Peter Fargas
Independent Research & Prototypisation
https://informatik-handwerk.de
Leipzig, Germany
Release date: July 2014
Last update:
Link to authoritative version

Thoughts on Stacktrace and other Process Introspection

☰ Content

When it comes to process introspection, snapshots in time, I did the following observations:

Execution paths

At current industry standard, the complete execution path under introspection is divided into two parts (the second might be missing): the "normal" control flow path and the exception return path. Currently, the return path is usually very branching-factor minimalistic, branching by failure type if at all, but this is only due to the limited understanding of language features.

Both should be recorded - one is traditionally called the stacktrace the other is usually emulated via exception repacking. Common format (and especially for the exception repacking- without repetition) is often needed to sanitize logs and their analysis without need of further tools or reformat.

The coarsness of the paths is on "variable space" (if thinking in blocks*[java has finer scope]) resp. on "function calls" (if thinking in connectivity). Finer resolution could be the "if branching" and "loop unfolding", more coarse view could be on objects, packgages/namespaces, transactions. Observe that this resolution might be dependant on categorical different notions: ignoring or taking into account language features or constructs, code/file structure but as well the logical level can play role. There is as well another dimension which should be noted down: the recorded control-flow path is forgetfull to the depths it traversed (task completed), this is somewhat similar to looking over branch decisions - if logging happens inside some sub-block, the information about location reveales the sub-block; past it, information ceases to be implicite, although this is implicitness of a somewhat more vague kind than on the function-call resolution.

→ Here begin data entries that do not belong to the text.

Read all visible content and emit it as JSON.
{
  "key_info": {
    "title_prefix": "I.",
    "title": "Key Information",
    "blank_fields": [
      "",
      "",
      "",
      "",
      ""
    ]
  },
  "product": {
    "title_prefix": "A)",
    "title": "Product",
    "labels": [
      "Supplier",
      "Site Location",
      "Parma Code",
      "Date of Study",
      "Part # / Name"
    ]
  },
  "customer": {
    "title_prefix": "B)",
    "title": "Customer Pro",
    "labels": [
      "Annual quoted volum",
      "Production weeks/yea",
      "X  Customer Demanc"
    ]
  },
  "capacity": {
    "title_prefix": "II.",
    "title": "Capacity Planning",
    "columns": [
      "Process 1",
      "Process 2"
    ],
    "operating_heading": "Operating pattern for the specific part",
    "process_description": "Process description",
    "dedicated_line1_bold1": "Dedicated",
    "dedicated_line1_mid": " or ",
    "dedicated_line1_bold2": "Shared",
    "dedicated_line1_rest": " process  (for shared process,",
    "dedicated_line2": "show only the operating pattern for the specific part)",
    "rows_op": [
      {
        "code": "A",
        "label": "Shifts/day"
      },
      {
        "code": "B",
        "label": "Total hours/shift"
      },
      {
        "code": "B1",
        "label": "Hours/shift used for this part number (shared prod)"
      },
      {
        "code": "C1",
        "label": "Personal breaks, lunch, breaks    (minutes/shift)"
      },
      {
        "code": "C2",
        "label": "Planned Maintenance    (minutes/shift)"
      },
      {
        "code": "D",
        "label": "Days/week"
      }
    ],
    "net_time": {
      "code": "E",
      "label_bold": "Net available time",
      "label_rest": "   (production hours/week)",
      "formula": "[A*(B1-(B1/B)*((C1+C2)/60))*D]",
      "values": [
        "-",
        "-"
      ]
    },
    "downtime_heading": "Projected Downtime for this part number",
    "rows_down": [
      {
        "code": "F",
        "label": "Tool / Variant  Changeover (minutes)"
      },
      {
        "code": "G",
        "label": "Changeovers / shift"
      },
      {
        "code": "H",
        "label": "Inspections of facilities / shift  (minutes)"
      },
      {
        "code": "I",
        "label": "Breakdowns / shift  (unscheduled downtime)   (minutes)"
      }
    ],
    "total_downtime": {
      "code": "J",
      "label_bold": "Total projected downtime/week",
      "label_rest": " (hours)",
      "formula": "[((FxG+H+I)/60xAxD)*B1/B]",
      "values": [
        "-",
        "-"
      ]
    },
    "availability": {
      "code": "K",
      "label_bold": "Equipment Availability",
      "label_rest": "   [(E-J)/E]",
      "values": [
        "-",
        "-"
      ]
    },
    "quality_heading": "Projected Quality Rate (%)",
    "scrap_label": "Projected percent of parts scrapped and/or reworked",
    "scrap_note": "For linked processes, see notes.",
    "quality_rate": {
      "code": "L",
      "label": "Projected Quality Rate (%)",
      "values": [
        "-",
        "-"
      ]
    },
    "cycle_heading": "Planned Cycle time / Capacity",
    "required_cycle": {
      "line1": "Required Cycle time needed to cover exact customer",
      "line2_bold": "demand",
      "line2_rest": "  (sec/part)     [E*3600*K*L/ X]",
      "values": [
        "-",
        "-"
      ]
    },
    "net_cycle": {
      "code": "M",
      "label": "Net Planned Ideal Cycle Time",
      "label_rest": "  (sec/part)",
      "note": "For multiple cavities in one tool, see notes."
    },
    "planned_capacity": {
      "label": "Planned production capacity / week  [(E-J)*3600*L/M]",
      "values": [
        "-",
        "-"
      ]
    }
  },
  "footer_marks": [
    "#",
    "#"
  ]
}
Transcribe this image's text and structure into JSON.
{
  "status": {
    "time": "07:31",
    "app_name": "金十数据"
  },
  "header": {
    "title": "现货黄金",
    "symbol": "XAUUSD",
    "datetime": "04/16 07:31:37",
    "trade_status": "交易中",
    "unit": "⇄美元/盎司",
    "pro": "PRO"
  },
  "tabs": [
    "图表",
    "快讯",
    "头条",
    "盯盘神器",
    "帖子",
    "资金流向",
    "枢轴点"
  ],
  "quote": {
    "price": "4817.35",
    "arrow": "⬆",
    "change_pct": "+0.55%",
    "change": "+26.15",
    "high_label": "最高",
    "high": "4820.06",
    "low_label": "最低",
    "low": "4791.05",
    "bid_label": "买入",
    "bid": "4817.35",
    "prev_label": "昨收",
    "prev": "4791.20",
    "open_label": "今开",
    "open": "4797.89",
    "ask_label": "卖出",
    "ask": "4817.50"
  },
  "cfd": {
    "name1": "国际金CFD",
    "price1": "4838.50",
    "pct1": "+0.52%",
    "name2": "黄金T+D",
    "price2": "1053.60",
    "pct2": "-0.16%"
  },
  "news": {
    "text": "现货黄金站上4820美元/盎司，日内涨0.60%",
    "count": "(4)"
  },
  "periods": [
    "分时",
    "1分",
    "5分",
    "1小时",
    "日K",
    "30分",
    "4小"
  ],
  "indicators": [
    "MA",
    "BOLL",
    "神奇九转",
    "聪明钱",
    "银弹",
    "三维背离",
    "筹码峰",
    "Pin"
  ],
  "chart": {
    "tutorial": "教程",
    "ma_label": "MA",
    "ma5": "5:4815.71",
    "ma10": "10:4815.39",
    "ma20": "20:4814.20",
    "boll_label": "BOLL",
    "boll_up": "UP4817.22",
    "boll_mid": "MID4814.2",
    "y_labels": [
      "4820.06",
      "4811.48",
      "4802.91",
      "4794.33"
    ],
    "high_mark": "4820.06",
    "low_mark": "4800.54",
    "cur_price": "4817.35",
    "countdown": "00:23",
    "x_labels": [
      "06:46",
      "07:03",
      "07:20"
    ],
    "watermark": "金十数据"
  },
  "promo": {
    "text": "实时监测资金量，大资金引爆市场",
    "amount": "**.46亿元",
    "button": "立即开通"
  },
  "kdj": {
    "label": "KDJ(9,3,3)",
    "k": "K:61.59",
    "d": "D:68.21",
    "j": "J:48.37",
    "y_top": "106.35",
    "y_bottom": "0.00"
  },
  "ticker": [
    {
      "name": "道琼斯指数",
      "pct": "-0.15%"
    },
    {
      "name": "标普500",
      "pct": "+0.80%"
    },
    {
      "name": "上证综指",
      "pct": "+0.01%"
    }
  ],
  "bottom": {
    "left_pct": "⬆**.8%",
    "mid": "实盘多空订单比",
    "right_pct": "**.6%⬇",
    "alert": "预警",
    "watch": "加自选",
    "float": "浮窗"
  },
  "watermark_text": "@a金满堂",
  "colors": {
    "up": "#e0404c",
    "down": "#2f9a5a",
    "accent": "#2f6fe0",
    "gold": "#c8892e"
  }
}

Since the resolution needed is often per-introspection-case, there are various other tools for achieving the deserved coarsity which is not uniform at all throughout the space inspected. The facilities include code stepping, breakpointing, ad-hoc outputs to console or variable space inspection. For the automatized logging, even without knowledge of various logical viewpoints onto code, simplification of logs by successivly increasing resolution towards the point under inspection can be achieved by very simple manners.

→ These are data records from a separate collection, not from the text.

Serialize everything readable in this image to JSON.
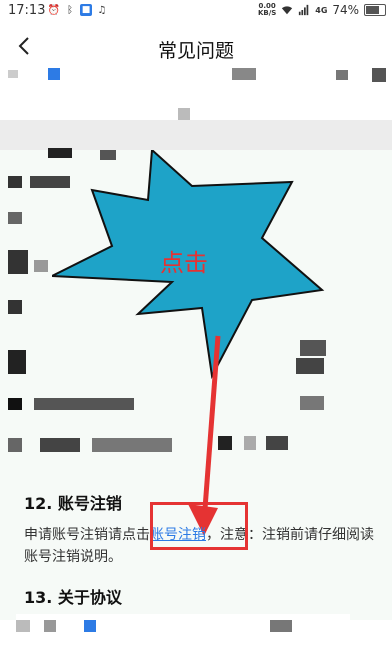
{
  "status_bar": {
    "time": "17:13",
    "speed_value": "0.00",
    "speed_unit": "KB/S",
    "network": "4G",
    "battery": "74%",
    "battery_level": 0.74
  },
  "header": {
    "title": "常见问题"
  },
  "annotation": {
    "burst_label": "点击",
    "accent_red": "#e53333",
    "burst_fill": "#1ea3c8"
  },
  "faq": {
    "item12": {
      "title": "12. 账号注销",
      "body_prefix": "申请账号注销请点击",
      "link_text": "账号注销",
      "body_suffix": "，注意：注销前请仔细阅读账号注销说明。"
    },
    "item13": {
      "title": "13. 关于协议"
    }
  },
  "colors": {
    "link": "#2d7be5",
    "divider": "#ececec",
    "content_bg": "#f6faf7"
  }
}
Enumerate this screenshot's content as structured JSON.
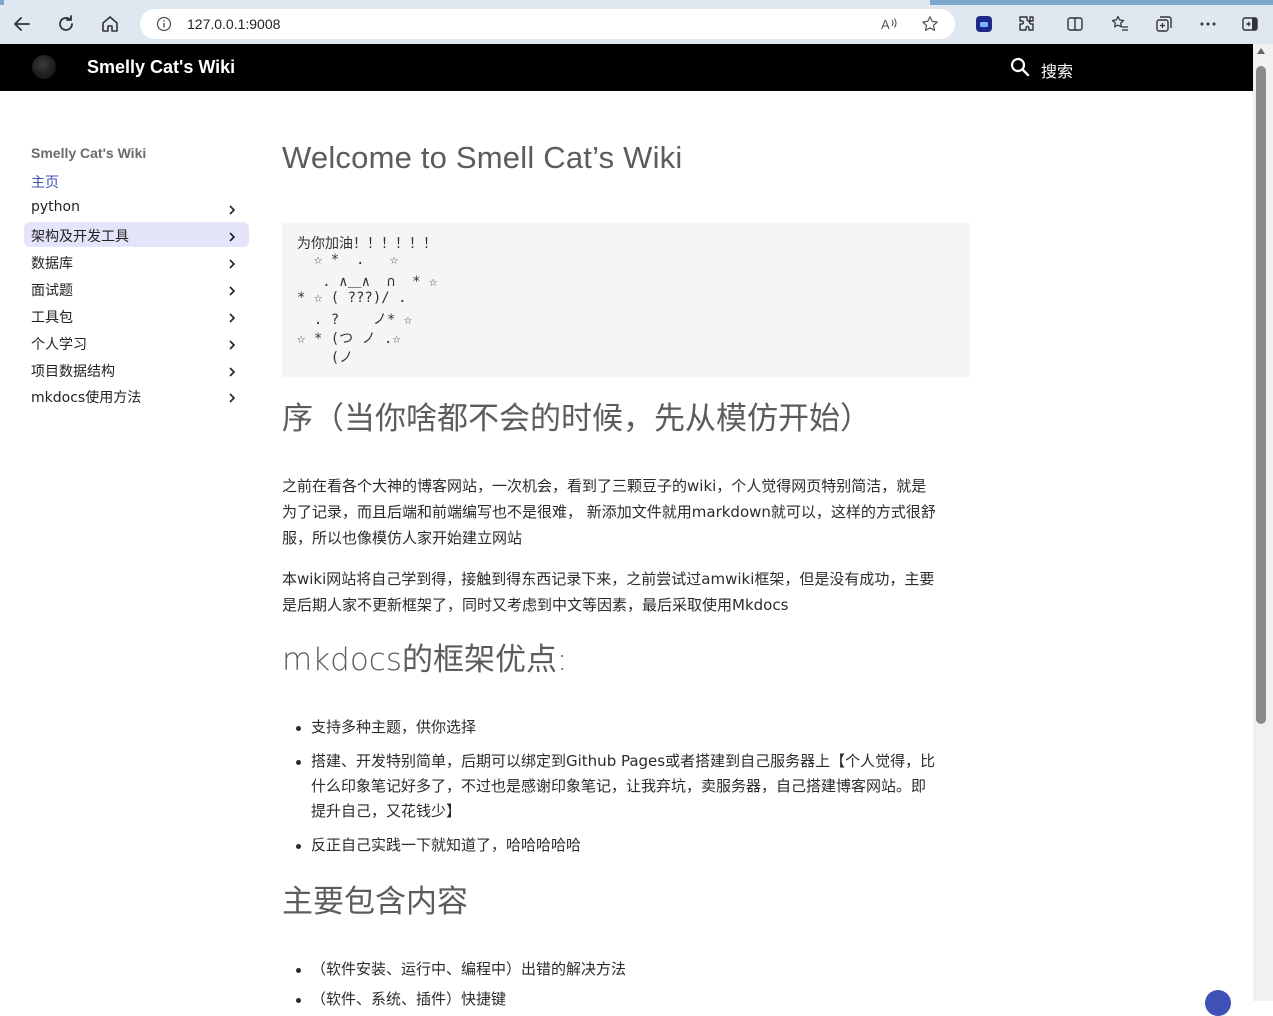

Continuing on to a completely different paradigm, within an executiton path there is data or information which participates with the control flow on different levels. Upon failures, depending on the data or control-flow disruptions, the execution path still keeing or to loss ot its stability. Thus from slowly degrading to suddenly influenced. Many times, it is beneficial to continue an execution as far as possible. The usage of notices, warning or error logging levels went somewhere halfways there - such logging is used as independant channels without binding to a specific cause. Traces of execution paths collecting such deteoriation are valuable for speedup of debug (especially the primary one - dynamical-insight&correction of freshly created code) as well as deeper insight into progagation paths of data under tainting, improving code stability, security insights, etc.

Export of variables

As mentioned, a certain variable-space is associated with execution paths. This space (be it understood as a composite of, single variables or well defined subparts of them) is changing in time in various dimensions. The logical as well as the language type can change, the value can change and the structure can change.

Towards the finer, the structure is often of a more statical nature, this reflects the notion of computers being especially well suited for mass operation on commonly structured space. *[It should be understood, that either the space itself or the view of that space is what is so suitably common. I as well would like to mention here, that I seldom make distinction between arrays of different lengths - arrays are either empty or filled - the filling has a common type.] The variable space at a certain moment thus rather strongly reflects the position inside code. This leads to the following insight: between two points in time, the difference in structuring can be relatively easily computed, reducing information overflow. The search for properties where data-structure does not mimick code-structure could be further helpful (the size of arrays, length of strings, magnitude of numbers being probably among such).

Especially in type-benevolent languages, the type is an important determination factor of execution path which will be taken. The export of variables should always thus include not only the structuring of the content, but the type or encoding of structural features. A simple linearization of structure which reveals the typing of terminals (possibly depth limited) can be helpful for quick oversight, inspection, for finding semantically uncommon events or turningpoints. As with structure, differetial comparism is a valuable tool.

Including contents itself into this, comparism of various types, structural-pruning and enriching with delta-values can be incorporated into process traces, as information but as well (preprocess-)assistance for depth-limitation, cutting-out test-covered sub-paths, etc.